Diabetes Mellitus and sleep disturbances are common health problems that feed off each other. This means that sleep disturbances are most common among people who are diabetic whereas shorter sleep duration and irregular sleep behavior have been linked with higher incidence of obesity, metabolic syndrome, and Diabetes Mellitus. Persons with diabetes report higher rates of

  • insomnia
  • poor sleep quality
  • excessive daytime sleepiness
  • higher use of sleeping medications
  • excessive sleep

This is usually as a result of multiple factors such as

  • discomfort or pain associated with peripheral neuropathy
  • restless legs syndrome – uncontrollable urge to move your legs
  • periodic limb movements – cramping or jerking of the legs during sleep
  • rapid changes in blood glucose levels during night leading to hypoglycemic and hyperglycemic episodes,
  • nocturia – waking up to urinate at night
  • obstructive sleep apnea – snoring, excessive daytime sleepiness despite sleeping enough

Sleep disturbances ( on the other hand increase the activity of the sympathetic nervous system, the same system that is activated by Stress, leading to insulin resistance, decreased insulin secretion and elevated glucose levels.
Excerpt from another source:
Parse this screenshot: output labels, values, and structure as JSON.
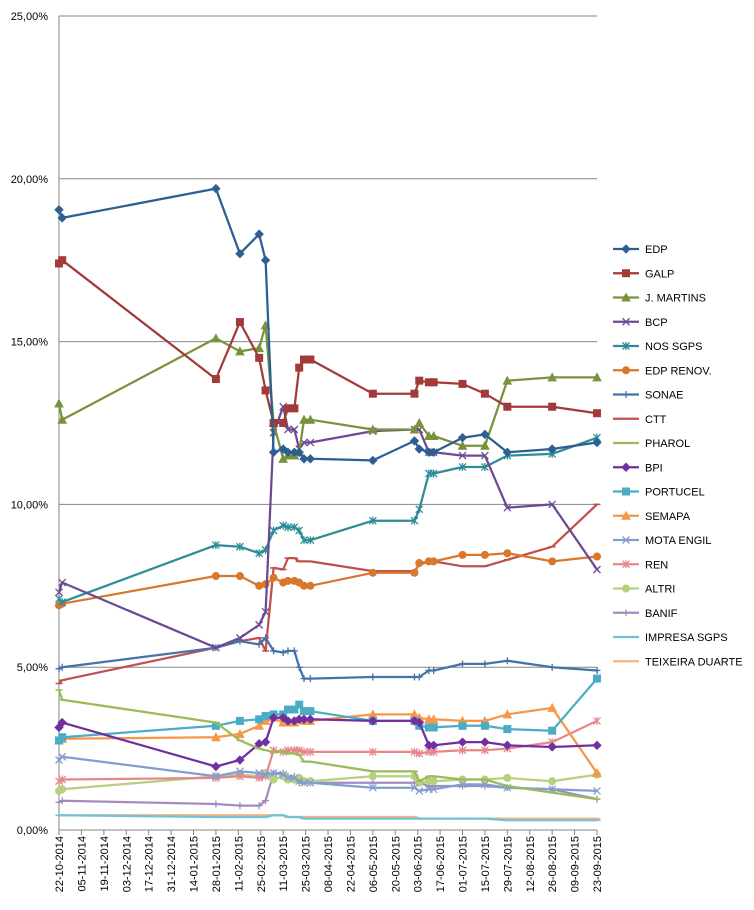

Sleep disturbances and deprivation also increases the levels of circulating hunger hormone, ghrelin and decreased levels of circulating satiety hormones, leptin, leading to overfeeding. This tendency to overfeed is coupled with the fact that those who sleep less are more likely to consume energy-rich foods, get higher proportions of calories from fats or refined carbohydrates, consume lower proportions of vegetables and fruits, and have more irregular meal patterns than those sleeping more. Ultimately increasing the risk of being obese and developing the metabolic syndrome (increased blood pressure, high blood sugar, excess body fat around the waist, and abnormal cholesterol or triglyceride levels).

Besides, studies have shown that Type 2 diabetics who are having either less or excess sleep tend to have albumin in their urine, a marker for impaired kidney function.
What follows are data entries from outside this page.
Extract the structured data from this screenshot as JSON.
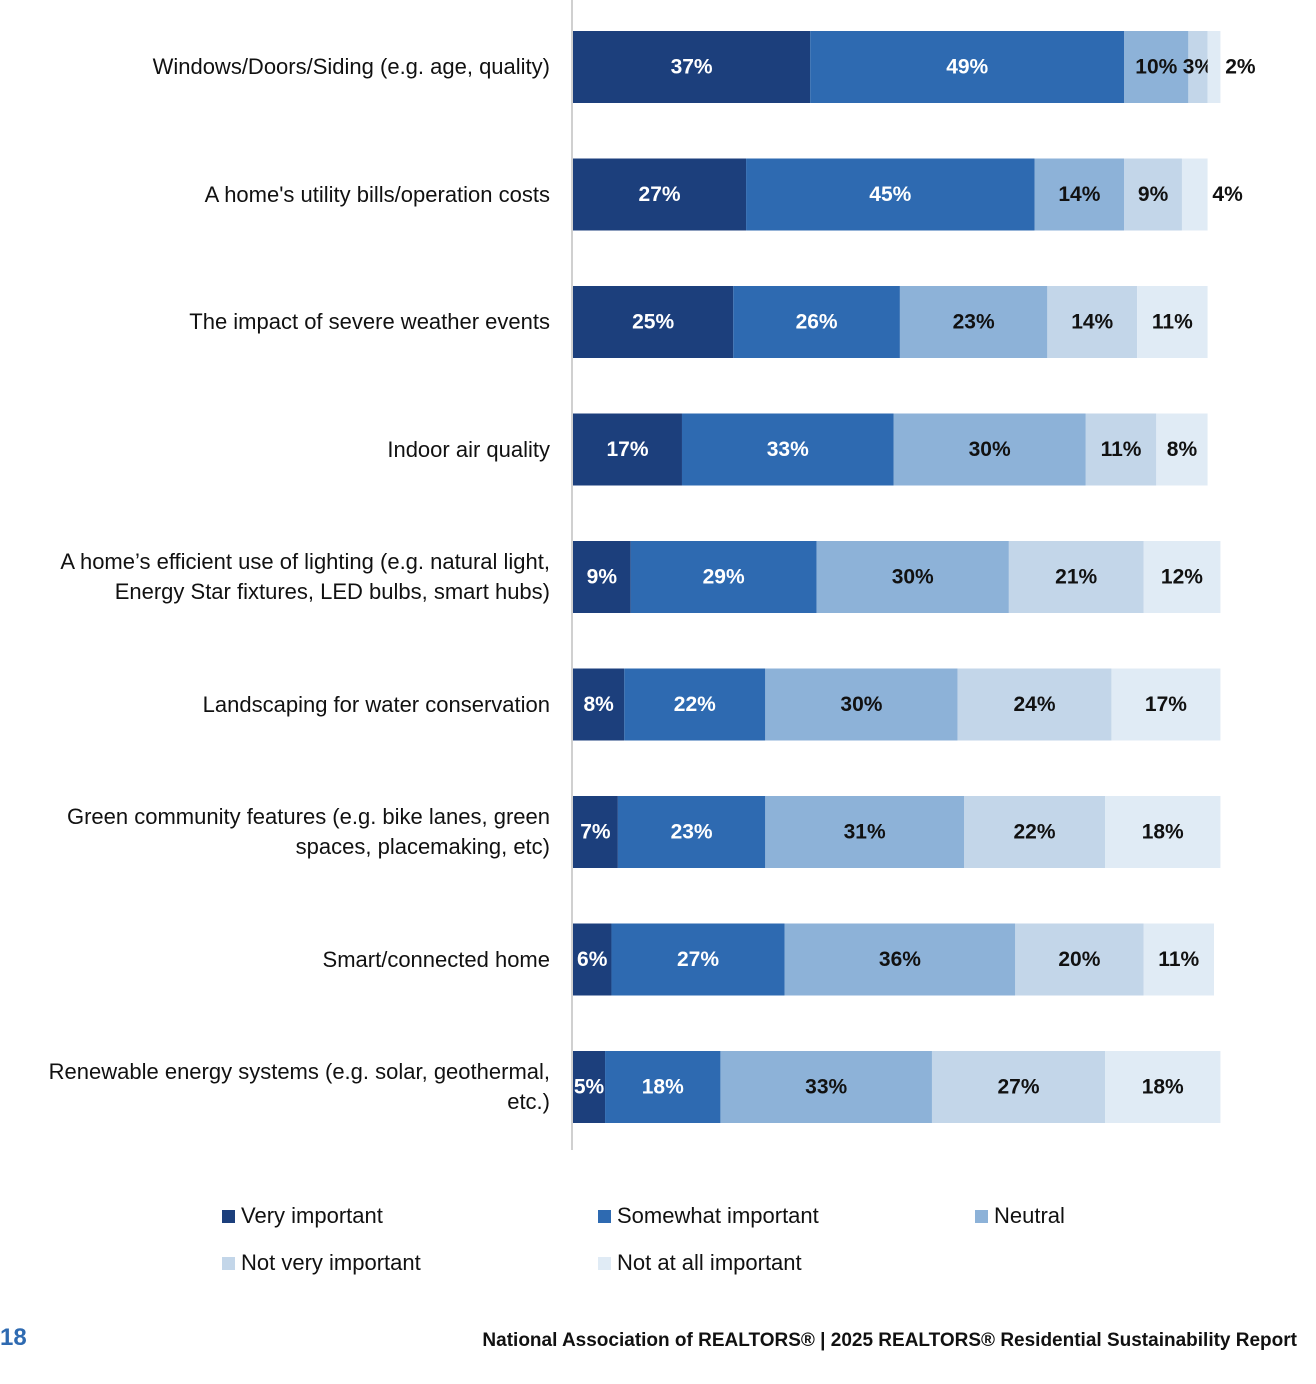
{
  "chart_data": {
    "type": "stacked_bar_horizontal",
    "categories": [
      "Windows/Doors/Siding (e.g. age, quality)",
      "A home's utility bills/operation costs",
      "The impact of severe weather events",
      "Indoor air quality",
      "A home’s efficient use of lighting (e.g. natural light, Energy Star fixtures, LED bulbs, smart hubs)",
      "Landscaping for water conservation",
      "Green community features (e.g. bike lanes, green spaces, placemaking, etc)",
      "Smart/connected home",
      "Renewable energy systems (e.g. solar, geothermal, etc.)"
    ],
    "series": [
      {
        "name": "Very important",
        "color": "#1c3f7c",
        "values": [
          37,
          27,
          25,
          17,
          9,
          8,
          7,
          6,
          5
        ],
        "value_labels": [
          "37%",
          "27%",
          "25%",
          "17%",
          "9%",
          "8%",
          "7%",
          "6%",
          "5%"
        ]
      },
      {
        "name": "Somewhat important",
        "color": "#2e6ab1",
        "values": [
          49,
          45,
          26,
          33,
          29,
          22,
          23,
          27,
          18
        ],
        "value_labels": [
          "49%",
          "45%",
          "26%",
          "33%",
          "29%",
          "22%",
          "23%",
          "27%",
          "18%"
        ]
      },
      {
        "name": "Neutral",
        "color": "#8db2d8",
        "values": [
          10,
          14,
          23,
          30,
          30,
          30,
          31,
          36,
          33
        ],
        "value_labels": [
          "10%",
          "14%",
          "23%",
          "30%",
          "30%",
          "30%",
          "31%",
          "36%",
          "33%"
        ]
      },
      {
        "name": "Not very important",
        "color": "#c3d6e9",
        "values": [
          3,
          9,
          14,
          11,
          21,
          24,
          22,
          20,
          27
        ],
        "value_labels": [
          "3%",
          "9%",
          "14%",
          "11%",
          "21%",
          "24%",
          "22%",
          "20%",
          "27%"
        ]
      },
      {
        "name": "Not at all important",
        "color": "#e0ebf5",
        "values": [
          2,
          4,
          11,
          8,
          12,
          17,
          18,
          11,
          18
        ],
        "value_labels": [
          "2%",
          "4%",
          "11%",
          "8%",
          "12%",
          "17%",
          "18%",
          "11%",
          "18%"
        ]
      }
    ]
  },
  "footer": {
    "page_number": "18",
    "text": "National Association of REALTORS® | 2025 REALTORS® Residential Sustainability Report"
  }
}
People living with diabetes should aim for the recommended 7-8 hours of sleep every night and minimize the number of times they get less than 6 hours or more than 9 hours of sleep per night.
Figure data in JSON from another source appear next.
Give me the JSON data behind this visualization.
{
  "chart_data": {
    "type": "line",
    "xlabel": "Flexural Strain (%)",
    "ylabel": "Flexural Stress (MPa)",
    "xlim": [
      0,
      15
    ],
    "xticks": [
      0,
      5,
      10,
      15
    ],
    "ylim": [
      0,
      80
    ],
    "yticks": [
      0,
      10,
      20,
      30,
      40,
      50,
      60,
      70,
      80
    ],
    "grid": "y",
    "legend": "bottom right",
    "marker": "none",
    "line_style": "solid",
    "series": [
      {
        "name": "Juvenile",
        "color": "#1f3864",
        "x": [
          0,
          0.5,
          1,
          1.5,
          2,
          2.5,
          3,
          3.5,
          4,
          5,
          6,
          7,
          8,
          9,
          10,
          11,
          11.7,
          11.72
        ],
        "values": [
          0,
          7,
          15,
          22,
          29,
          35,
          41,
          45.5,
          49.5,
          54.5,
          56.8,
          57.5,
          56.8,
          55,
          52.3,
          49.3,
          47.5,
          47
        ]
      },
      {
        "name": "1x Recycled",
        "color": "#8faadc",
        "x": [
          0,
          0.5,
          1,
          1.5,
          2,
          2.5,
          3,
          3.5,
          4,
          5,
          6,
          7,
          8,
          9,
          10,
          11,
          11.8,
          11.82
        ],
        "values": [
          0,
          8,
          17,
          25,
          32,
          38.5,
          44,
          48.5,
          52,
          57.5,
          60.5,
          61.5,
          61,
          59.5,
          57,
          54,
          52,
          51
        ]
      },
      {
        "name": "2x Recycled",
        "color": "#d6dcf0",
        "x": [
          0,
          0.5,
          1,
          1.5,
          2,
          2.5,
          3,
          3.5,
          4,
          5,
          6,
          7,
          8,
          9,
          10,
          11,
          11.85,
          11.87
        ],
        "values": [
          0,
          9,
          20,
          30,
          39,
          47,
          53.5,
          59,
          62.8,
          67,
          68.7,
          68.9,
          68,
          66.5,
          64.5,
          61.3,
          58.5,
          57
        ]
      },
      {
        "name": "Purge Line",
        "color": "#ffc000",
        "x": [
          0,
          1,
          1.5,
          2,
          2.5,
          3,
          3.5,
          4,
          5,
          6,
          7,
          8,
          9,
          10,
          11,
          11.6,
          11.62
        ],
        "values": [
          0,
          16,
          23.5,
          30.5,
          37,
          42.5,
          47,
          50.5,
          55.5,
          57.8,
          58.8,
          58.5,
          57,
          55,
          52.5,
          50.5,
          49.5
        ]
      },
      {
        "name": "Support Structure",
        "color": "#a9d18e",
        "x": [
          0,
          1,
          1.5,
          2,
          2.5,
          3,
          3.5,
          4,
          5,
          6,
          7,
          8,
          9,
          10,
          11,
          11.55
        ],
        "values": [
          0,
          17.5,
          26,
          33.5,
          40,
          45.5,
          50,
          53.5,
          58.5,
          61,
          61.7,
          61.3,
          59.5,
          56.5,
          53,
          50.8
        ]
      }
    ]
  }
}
Signs of sleep deprivation that one should be on the lookout for?

  • Irritability
  • Fatigue
  • Lack of concentration
  • Excessive snoring
  • Difficulty learning new concepts
  •  Forgetfulness
  • Stress


Management of sleep disorders

a). What to do

  • Establish a regular time to go to bed (sleep) and wake up (rise time)
  • Eat at least one hour before bedtime
  • Ensure your diet is rich in fruits and food with sleep promoting effects especially close to bed time. These include Kiwi; tart cherries/juice; fatty fish; melatonin rich milk – milked at night;
  • Exercise – Find the time that works best for you and improves your sleeping pattern.
  • Establish a comfortable sleep environment (e.g. comfortable bed and clothing)
  • Sleep in a dark and quite area
  • Establish a regular relaxing pre-sleep routine to be used every night before sleep such as listening to soft music, taking a warm shower or reading a book

b). What not to do

  • Taking daytime naps
  • Too much use of caffeine or nicotine, especially late in the evening and at night
  • Taking alcohol before bedtime
  • Sleeping too hungry or after too heavy a meal at night
  • Late night television watching, phone calls or being on the screen checking WhatsApp etc.
  • Trying too hard to fall asleep – This will only make you more anxious and increase your wakefulness. if you have not fallen asleep after 20 minutes of being in bed, try doing something relaxing like reading a book or listening to music.

c). Associated comorbidities in diabetes leading to poor sleep

  • Fluctuation in blood glucose – optimum glycemic control
  • Obstructive sleep apnea – Weight loss; Identification and treatment of anatomic upper airway obstruction; Nasal continuous positive airway pressure (CPAP)
  • Restless leg syndrome – Identifying and correcting iron deficiency or thyroid disease; Doctor prescribed medication
  • Peripheral neuropathies – optimum glycemic control; analgesics; Doctor prescribed medication.